[datafusion-spark] Implement ceil&floor function for spark
Which issue does this PR close?
- Closes #15916
Rationale for this change
Add Spark-style ceil&floor function, the differences between DataFusion and Spark's implementations of mathematical functions ceil and floor:
-
Function Signatures:
- Spark provides a more flexible implementation with
ceil(x, scale)accepting two parameters - DataFusion only implements the single parameter version
ceil(x)
- Spark provides a more flexible implementation with
-
Type Support:
- Spark has broader type support, handling INTEGER, DECIMAL, DOUBLE, and FLOAT types
- DataFusion currently only supports Float32 and Float64 types
What changes are included in this PR?
Add new ceil&floor function.
Are these changes tested?
Yes.
Are there any user-facing changes?
No.
@irenjj Here are some tests for ceil and floor that you can re-use. Sail adheres to Spark SQL syntax, so you may need to adjust as needed for this pr:
- https://github.com/lakehq/sail/blob/main/python/pysail/tests/spark/function/test_ceil.txt
- https://github.com/lakehq/sail/blob/main/python/pysail/tests/spark/function/test_floor.txt
@irenjj I'll review this by tomorrow!
I'm not a committer though, so we'll still need a review from someone else as well. cc @alamb @andygrove
Hi @irenjj.
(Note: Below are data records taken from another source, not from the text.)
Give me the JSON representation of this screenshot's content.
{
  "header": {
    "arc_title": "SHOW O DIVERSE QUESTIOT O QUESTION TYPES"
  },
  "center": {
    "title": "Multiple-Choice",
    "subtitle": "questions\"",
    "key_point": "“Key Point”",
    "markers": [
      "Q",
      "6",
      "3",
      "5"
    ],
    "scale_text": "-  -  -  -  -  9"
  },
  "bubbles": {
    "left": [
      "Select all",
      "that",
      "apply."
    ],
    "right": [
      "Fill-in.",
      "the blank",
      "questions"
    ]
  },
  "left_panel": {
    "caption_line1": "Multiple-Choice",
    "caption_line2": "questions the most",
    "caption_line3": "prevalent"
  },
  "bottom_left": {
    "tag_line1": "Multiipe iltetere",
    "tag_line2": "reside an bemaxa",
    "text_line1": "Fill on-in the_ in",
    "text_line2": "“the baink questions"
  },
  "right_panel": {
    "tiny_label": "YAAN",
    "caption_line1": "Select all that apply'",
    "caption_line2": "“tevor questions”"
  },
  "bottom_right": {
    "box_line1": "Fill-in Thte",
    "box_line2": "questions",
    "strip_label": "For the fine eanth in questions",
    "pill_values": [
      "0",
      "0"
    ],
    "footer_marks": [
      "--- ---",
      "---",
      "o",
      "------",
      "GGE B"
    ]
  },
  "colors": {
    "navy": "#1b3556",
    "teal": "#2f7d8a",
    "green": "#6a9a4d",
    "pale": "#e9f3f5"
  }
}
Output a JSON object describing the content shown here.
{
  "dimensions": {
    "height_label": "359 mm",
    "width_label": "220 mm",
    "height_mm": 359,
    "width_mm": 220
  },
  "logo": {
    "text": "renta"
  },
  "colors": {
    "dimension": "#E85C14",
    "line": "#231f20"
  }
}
Could you explain in the PR description how these functions differ from the standard DataFusion implementation (i.e., what is Spark-specific about them)? That will help with reviews.
@parthchandra @huaxingao @comphead @mbutrovich @kazuyukitanimura, FYI, in case you want to review. In Comet, we are currently using DataFusion's ceil and floor functions and have not specialized for Spark.
@irenjj - I wonder if you would be willing to help pick this PR back up now that we have merged a PR with a bunch of tests from @shehabgamin here:
- https://github.com/apache/datafusion/pull/16409
We are hoping to generate some example PRs to use when starting to fill out the rest of the functions and I was thinking this one might be a good one
@irenjj - I wonder if you would be willing to help pick this PR back up now that we have merged a PR with a bunch of tests from @shehabgamin here:
We are hoping to generate some example PRs to use when starting to fill out the rest of the functions and I was thinking this one might be a good one
Sure! I need some time to figure out why new added ceil/floor only works with one argument(it seems datafusion has an original implementation for ceil/floor), i'll do this work next week(little busy this week) -- Sorry for dragging out this PR for so long @shehabgamin @andygrove
@irenjj - I wonder if you would be willing to help pick this PR back up now that we have merged a PR with a bunch of tests from @shehabgamin here:
We are hoping to generate some example PRs to use when starting to fill out the rest of the functions and I was thinking this one might be a good one
Sure! I need some time to figure out why new added ceil/floor only works with one argument(it seems datafusion has an original implementation for ceil/floor), i'll do this work next week(little busy this week) -- Sorry for dragging out this PR for so long @shehabgamin @andygrove
Thanks @irenjj -- no worries about the timing. I know you are busy and are also on the leading edge of these spark functions (so the process of implementation is a bit rough). Thank you for helping us figure it out
Thank you for your contribution. Unfortunately, this pull request is stale because it has been open 60 days with no activity. Please remove the stale label or comment or this will be closed in 7 days.